Members of the Concrete Masonry Association of California and Nevada (CMACN)—and even architects and school facility planners—are well aware of the superior fire protection, thermal comfort, vandalism resistance, and low maintenance requirements that concrete masonry provides. The obstacle to getting concrete masonry specified is one that's all too familiar: initial cost.

The shortage of school facilities in California has become acute, and the potential opportunity cost of failing to make concrete masonry the preferred school construction material would be enormous.

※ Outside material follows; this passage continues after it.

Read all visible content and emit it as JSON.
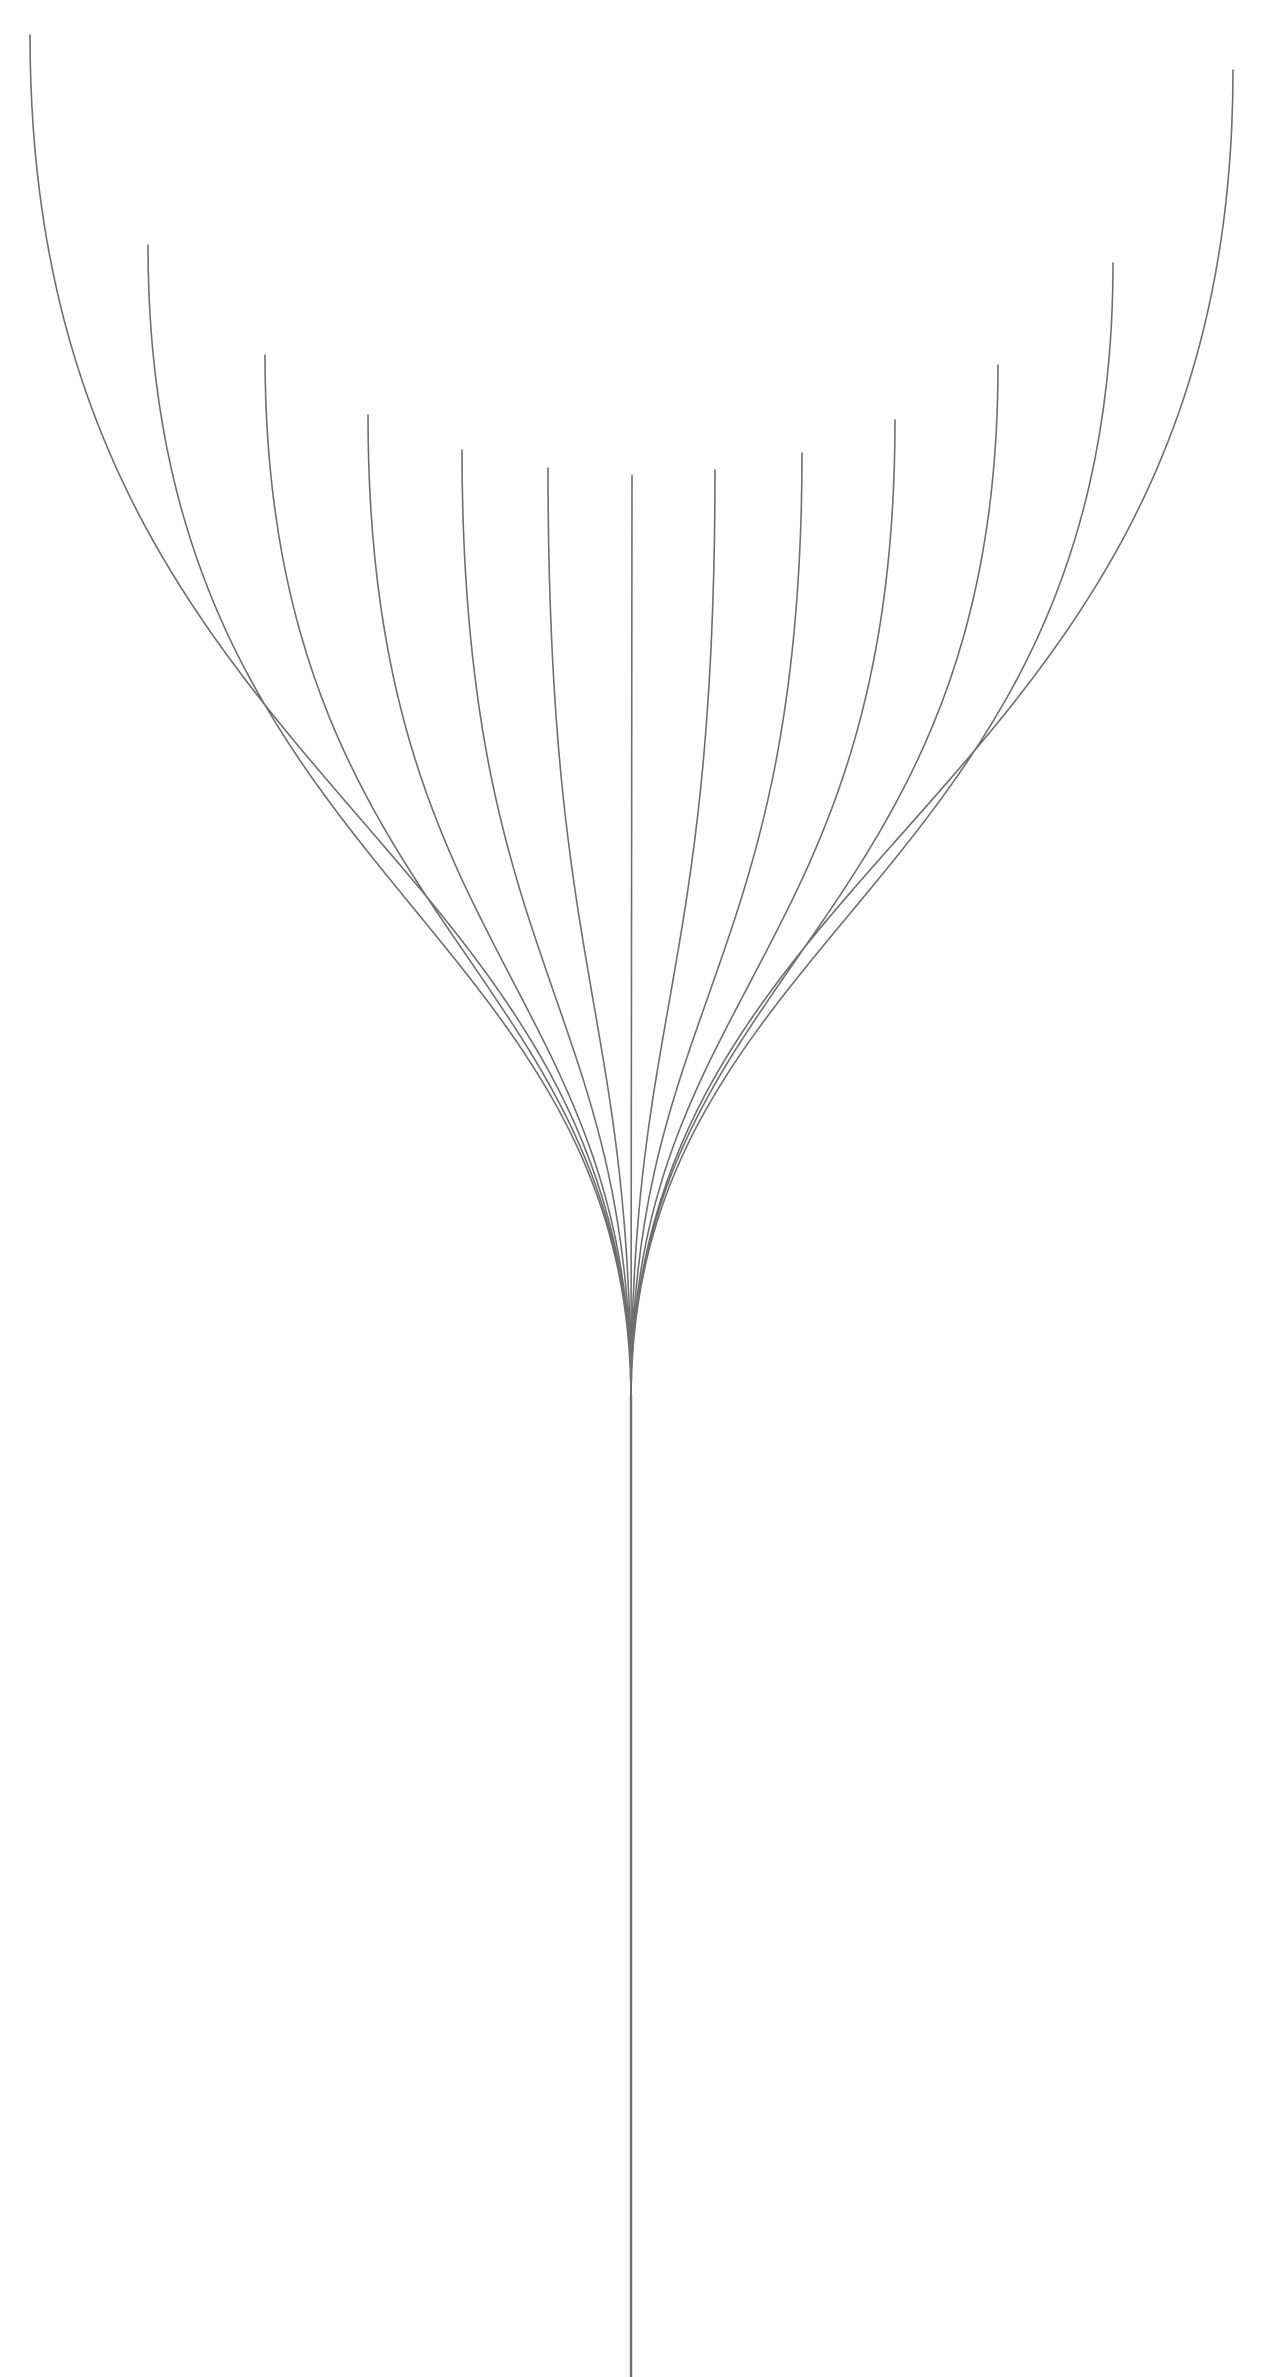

Pete Beard, sales manager for Orco Block, a CMU supplier located south of Los Angeles near Anaheim, indicates that seismic building designs should make it easier for producers to promote lightweight materials from both a design and a cost standpoint. That's because even though lightweight concrete masonry is a more expensive wall material, it can provide other construction savings in a school and make concrete masonry competitive with alternative systems. The hard part, he says, is explaining to school district officials the reductions that lightweight concrete masonry walls can yield in terms of overall construction costs. Another example of hidden savings that lightweight block achieve is reduced labor costs, Beard notes.

With help from the CMACN, these producers have promoted their product, with some success. Vilas Mujumdar, P.E., S.E., was planning to conduct seminars in the summer and fall of 2002 specifically for architects who design schools.